At a recent shura, Gov. Mohammad, 55, flanked by the police chief and Wudood, led discussions about upcoming army and police operations.
Getchell and Dooghan sat nearby, asking questions and offering advice. The combat power they provide is a significant factor in the Afghans' rising confidence.
Afghan commanders mentioned a recent U.S. airstrike that killed seven insurgents who had been closing in on Afghan forces. Afghan soldiers here know that U.S. attack helicopters, fighter planes and armed drones stand ready to kill insurgents planning ambushes or planting bombs.
The U.S. military also shares intelligence gathered by surveillance balloons and drones. U.S. soldiers train Afghans, provide medical evacuation for the critically wounded, help clear roads of bombs and back up Afghans on joint patrols.
It was U.S. forces, not Afghans, who killed the Taliban shadow governor of Panjwayi after the uprising erupted and who captured his brother and chief lieutenant. U.S. forces killed the shadow governor's replacement a week later.
"We aren't going to let them leave," Gov. Mohammad said of American forces, only half-joking.
Asked whether Afghan forces remain too dependent just 19 months before the U.S. combat mission ends, Dooghan said Afghans were being slowly "weaned." The confidence they gain now, with U.S. backing, should lay the groundwork for them to operate on their own, he said.
Chief Mohammad put it this way: U.S. and international forces "have put a pacifier in the mouths of the people. We need to remove the pacifier."
The police chief and Gov. Mohammad complained bitterly about the lack of support from the central government in Kabul. Provincial officials often criticize Kabul as remote, incompetent and deeply corrupt.
"We get nothing from the government," Gov. Mohammad said. "If they would offer just a little help, we could spread this uprising everywhere."
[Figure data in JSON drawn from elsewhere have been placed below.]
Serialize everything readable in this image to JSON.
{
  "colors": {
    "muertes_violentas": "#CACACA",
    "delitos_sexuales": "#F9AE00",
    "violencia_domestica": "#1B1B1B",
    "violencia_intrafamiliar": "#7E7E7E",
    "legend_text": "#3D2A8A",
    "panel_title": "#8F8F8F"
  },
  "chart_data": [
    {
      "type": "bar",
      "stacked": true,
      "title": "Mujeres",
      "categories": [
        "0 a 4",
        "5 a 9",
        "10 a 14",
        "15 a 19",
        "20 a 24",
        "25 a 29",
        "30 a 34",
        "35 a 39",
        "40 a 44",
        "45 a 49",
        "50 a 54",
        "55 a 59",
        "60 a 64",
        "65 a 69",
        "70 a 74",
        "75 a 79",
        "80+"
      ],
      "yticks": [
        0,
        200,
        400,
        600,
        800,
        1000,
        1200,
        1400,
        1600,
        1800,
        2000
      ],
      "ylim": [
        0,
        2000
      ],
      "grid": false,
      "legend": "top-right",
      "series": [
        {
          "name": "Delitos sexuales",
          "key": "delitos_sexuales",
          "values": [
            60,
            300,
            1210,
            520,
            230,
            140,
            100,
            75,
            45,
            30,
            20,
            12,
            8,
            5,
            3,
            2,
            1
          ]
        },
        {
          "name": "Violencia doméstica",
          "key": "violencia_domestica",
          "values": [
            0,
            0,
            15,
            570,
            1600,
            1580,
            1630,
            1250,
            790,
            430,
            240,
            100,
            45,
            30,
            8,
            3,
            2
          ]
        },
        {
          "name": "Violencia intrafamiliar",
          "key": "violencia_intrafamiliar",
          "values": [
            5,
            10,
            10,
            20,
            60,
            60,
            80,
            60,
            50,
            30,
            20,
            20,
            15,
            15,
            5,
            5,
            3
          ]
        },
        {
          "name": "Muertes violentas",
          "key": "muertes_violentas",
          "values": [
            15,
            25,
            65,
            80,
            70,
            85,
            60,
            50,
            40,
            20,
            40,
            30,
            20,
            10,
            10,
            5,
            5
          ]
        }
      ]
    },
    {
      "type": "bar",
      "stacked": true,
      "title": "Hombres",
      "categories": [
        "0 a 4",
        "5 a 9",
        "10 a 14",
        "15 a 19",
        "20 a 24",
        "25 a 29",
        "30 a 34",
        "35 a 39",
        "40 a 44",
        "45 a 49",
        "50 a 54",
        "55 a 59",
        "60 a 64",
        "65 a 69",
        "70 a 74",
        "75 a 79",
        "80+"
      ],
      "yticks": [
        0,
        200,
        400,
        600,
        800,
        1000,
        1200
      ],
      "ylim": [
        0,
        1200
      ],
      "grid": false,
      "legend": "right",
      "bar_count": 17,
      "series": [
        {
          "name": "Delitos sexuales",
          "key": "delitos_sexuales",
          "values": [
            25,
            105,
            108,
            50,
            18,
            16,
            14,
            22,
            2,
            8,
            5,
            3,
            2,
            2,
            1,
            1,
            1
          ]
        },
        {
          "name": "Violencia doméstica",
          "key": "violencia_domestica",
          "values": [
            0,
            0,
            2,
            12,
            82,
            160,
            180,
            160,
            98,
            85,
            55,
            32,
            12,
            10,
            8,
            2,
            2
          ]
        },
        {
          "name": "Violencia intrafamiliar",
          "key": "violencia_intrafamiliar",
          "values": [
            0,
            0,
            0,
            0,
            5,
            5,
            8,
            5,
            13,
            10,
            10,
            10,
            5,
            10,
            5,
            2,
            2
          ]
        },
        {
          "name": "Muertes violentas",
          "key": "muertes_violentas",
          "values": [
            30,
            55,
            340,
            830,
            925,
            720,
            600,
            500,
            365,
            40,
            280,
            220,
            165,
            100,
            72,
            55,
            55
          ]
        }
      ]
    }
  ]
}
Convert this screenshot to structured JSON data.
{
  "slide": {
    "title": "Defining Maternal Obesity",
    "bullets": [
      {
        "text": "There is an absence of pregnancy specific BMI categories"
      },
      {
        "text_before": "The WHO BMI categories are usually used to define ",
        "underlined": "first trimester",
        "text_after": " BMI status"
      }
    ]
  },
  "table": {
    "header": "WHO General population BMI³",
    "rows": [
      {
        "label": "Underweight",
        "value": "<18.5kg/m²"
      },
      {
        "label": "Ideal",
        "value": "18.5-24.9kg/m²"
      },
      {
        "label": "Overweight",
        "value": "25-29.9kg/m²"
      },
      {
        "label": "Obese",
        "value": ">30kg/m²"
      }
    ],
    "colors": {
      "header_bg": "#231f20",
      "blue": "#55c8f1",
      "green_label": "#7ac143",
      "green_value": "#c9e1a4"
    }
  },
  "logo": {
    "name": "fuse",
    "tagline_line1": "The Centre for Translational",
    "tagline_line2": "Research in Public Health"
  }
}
In the district village of Sperwan, residents blamed the Taliban for the recent death of a 10-year-old boy killed in a firefight with police. Residents marched, 150 strong, to the governor's office to demand a promise of police help, which they received.
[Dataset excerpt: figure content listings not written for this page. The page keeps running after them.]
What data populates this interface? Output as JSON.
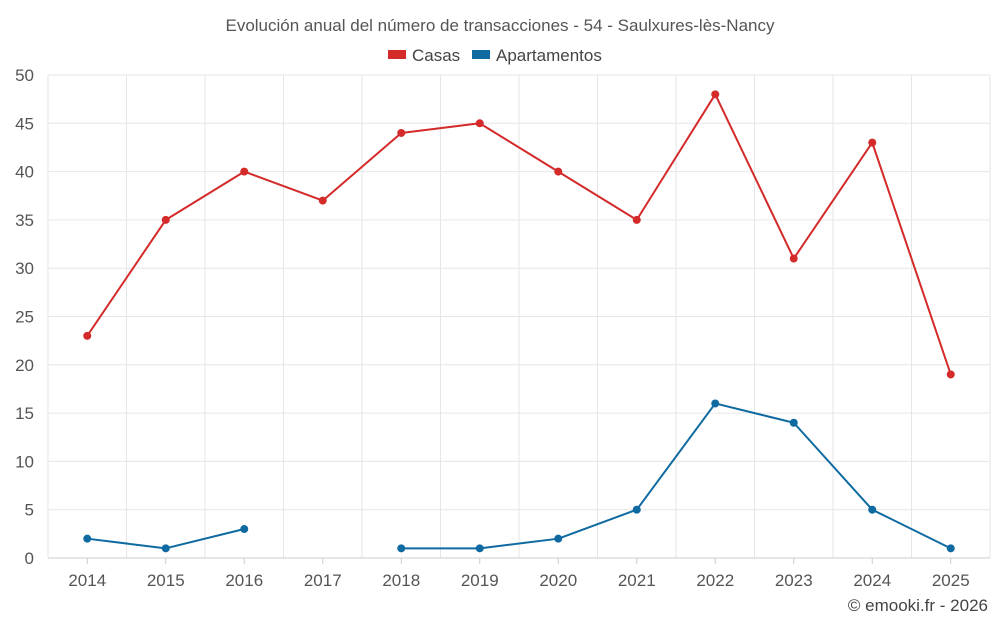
{
  "chart_data": {
    "type": "line",
    "title": "Evolución anual del número de transacciones - 54 - Saulxures-lès-Nancy",
    "categories": [
      "2014",
      "2015",
      "2016",
      "2017",
      "2018",
      "2019",
      "2020",
      "2021",
      "2022",
      "2023",
      "2024",
      "2025"
    ],
    "series": [
      {
        "name": "Casas",
        "color": "#d42a2a",
        "values": [
          23,
          35,
          40,
          37,
          44,
          45,
          40,
          35,
          48,
          31,
          43,
          19
        ]
      },
      {
        "name": "Apartamentos",
        "color": "#0e6aa0",
        "values": [
          2,
          1,
          3,
          null,
          1,
          1,
          2,
          5,
          16,
          14,
          5,
          1
        ]
      }
    ],
    "ylim": [
      0,
      50
    ],
    "yticks": [
      0,
      5,
      10,
      15,
      20,
      25,
      30,
      35,
      40,
      45,
      50
    ],
    "xlabel": "",
    "ylabel": "",
    "grid": true,
    "legend_position": "top-center"
  },
  "credit": "© emooki.fr - 2026"
}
The Taliban has ordered the deaths of the police chief and governor, and vowed vengeance against the uprising's leaders. Insurgents still profit from the opium crop in this district of about 60,000 people, and still plant homemade bombs.
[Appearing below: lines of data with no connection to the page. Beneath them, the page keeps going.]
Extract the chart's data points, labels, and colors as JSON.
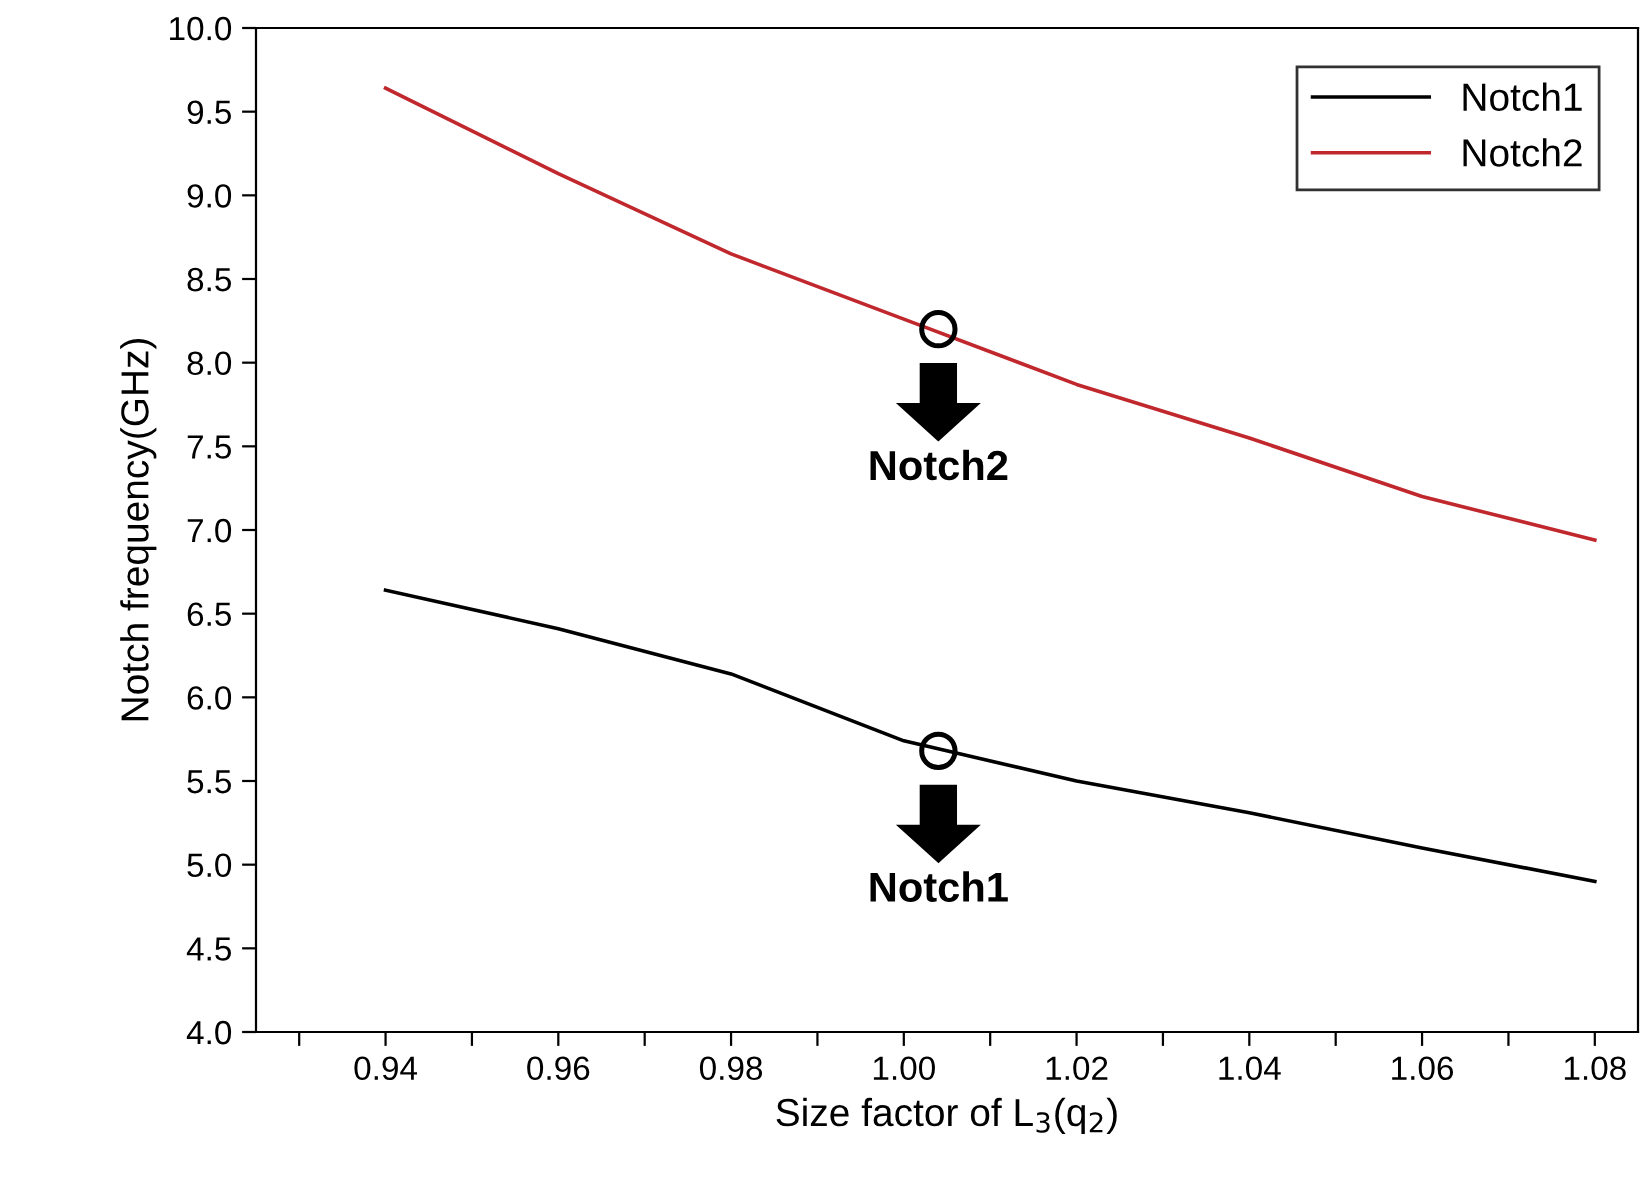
{
  "chart_data": {
    "type": "line",
    "xlabel": "Size factor of L$_{3}$(q$_{2}$)",
    "ylabel": "Notch frequency(GHz)",
    "x": [
      0.94,
      0.96,
      0.98,
      1.0,
      1.02,
      1.04,
      1.06,
      1.08
    ],
    "series": [
      {
        "name": "Notch1",
        "color": "#000000",
        "values": [
          6.64,
          6.41,
          6.14,
          5.74,
          5.5,
          5.31,
          5.1,
          4.9
        ]
      },
      {
        "name": "Notch2",
        "color": "#c0282d",
        "values": [
          9.64,
          9.13,
          8.65,
          8.26,
          7.87,
          7.55,
          7.2,
          6.94
        ]
      }
    ],
    "annotations": [
      {
        "text": "Notch2",
        "x": 1.004,
        "y": 8.2
      },
      {
        "text": "Notch1",
        "x": 1.004,
        "y": 5.68
      }
    ],
    "xlim": [
      0.925,
      1.085
    ],
    "xticks": [
      {
        "value": 0.93,
        "label": null
      },
      {
        "value": 0.94,
        "label": "0.94"
      },
      {
        "value": 0.95,
        "label": null
      },
      {
        "value": 0.96,
        "label": "0.96"
      },
      {
        "value": 0.97,
        "label": null
      },
      {
        "value": 0.98,
        "label": "0.98"
      },
      {
        "value": 0.99,
        "label": null
      },
      {
        "value": 1.0,
        "label": "1.00"
      },
      {
        "value": 1.01,
        "label": null
      },
      {
        "value": 1.02,
        "label": "1.02"
      },
      {
        "value": 1.03,
        "label": null
      },
      {
        "value": 1.04,
        "label": "1.04"
      },
      {
        "value": 1.05,
        "label": null
      },
      {
        "value": 1.06,
        "label": "1.06"
      },
      {
        "value": 1.07,
        "label": null
      },
      {
        "value": 1.08,
        "label": "1.08"
      }
    ],
    "ylim": [
      4.0,
      10.0
    ],
    "yticks": [
      {
        "value": 4.0,
        "label": "4.0"
      },
      {
        "value": 4.5,
        "label": "4.5"
      },
      {
        "value": 5.0,
        "label": "5.0"
      },
      {
        "value": 5.5,
        "label": "5.5"
      },
      {
        "value": 6.0,
        "label": "6.0"
      },
      {
        "value": 6.5,
        "label": "6.5"
      },
      {
        "value": 7.0,
        "label": "7.0"
      },
      {
        "value": 7.5,
        "label": "7.5"
      },
      {
        "value": 8.0,
        "label": "8.0"
      },
      {
        "value": 8.5,
        "label": "8.5"
      },
      {
        "value": 9.0,
        "label": "9.0"
      },
      {
        "value": 9.5,
        "label": "9.5"
      },
      {
        "value": 10.0,
        "label": "10.0"
      }
    ],
    "legend": "top right",
    "grid": false
  }
}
On a recent foot patrol to Dragon's Back, a U.S. soldier with a bomb-sniffing dog and another with a hand-held monitor swept a dusty footpath for explosives. The patrol was heading up the rocky outcrop to monitor three new observation posts.
Villagers had pointed out six bombs to Afghan forces. They lay in the shade: yellow jugs and glass containers filled with ammonium nitrate fertilizer and other ingredients.
After climbing Dragon's Back, the patrol watched Afghan soldiers and police fire machine guns and rocket-propelled grenades toward fields of poppies and wheat far below. The Afghans said Taliban gunmen hiding there had fired on them.
The outposts are fired on almost daily as insurgents fight to reestablish control, the sergeant major said. Two days earlier, his men had killed two Taliban fighters in a wheat field. The previous week, he said, one of his soldiers was shot through the head and killed by a sniper.
Just then, there were more gunshots. The sergeant major watched a man on a motorcycle race away, half-concealed by a grape orchard in the hazy distance.
"Taliban," he said.
In nearby Peshingan, not far from mud compounds where U.S. Army Staff Sgt. Robert Bales is accused of murdering 16 Afghan civilians last year, Hajji Wudood is a beloved figure. People pray for him, he said. They thank him for their liberation.
Wudood totes an AK-47 assault rifle along with his pistol. Soon, district authorities promise, the man who stood up to the Taliban will be given his own Humvee.
He smiled beneath his ragged beard. "Everyone has the responsibility to stand up to anyone who treats us so badly," he said.
Wudood now commands a 30-man Afghan local police militia made up of villagers. Among them is Abdul Hanan, the son demanded by the Taliban.